In general, the recommendations and the discussion about each of the three areas of sustainability – economic, environmental, and social, all relate to a critical, underlying requirement: the need for NPD and SSCM to focus on end-customer requirements. In order to develop successful products, NPD-SSCM strategies need to address moving environmental and social sustainability into the 'order winner' category for the end customer.
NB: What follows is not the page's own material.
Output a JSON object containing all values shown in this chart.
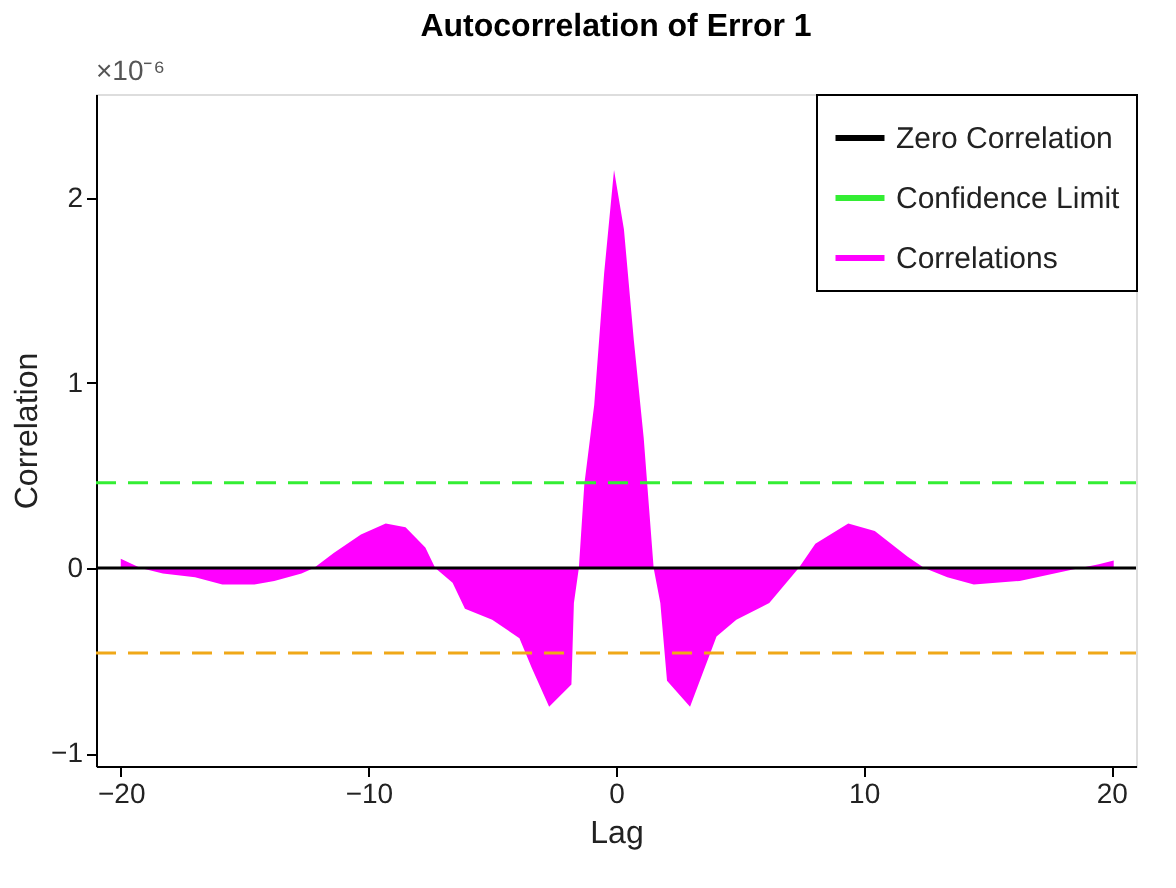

This chapter represents a sampling of significant research efforts in NPD-SSCM that support the continued promotion of the original recommendations for innovative design in supply chains. In general, critical failings for this research include a lack of specific data and test cases as confidentiality agreements hinder discloser, and a lack of testing interactions due to difficulties in analysis and interpretation between factors such as industry, quality, cost, timing, and global factors. As indicated at several points in the above discussion, many unanswered questions remain in both the research and practitioner worlds. As noted above, research avenues include: research to address which company oversees and decides upon the final processes and product; how to resolve differences between sustainability visions between partners; how to develop more holistic, relational research in LCA; how to resolve differences in sustainability practices between partners; how to fully incorporate all three dimensions of sustainability into NPD methods such as 3DCE; how to assess and address customer's perceived trade-offs between the three sustainability dimensions; and how to address the varying prices associated with technology for greenhouse gas emission; and how to address different global regulatory issues and the technology choice associated with NPD? Research opportunities abound!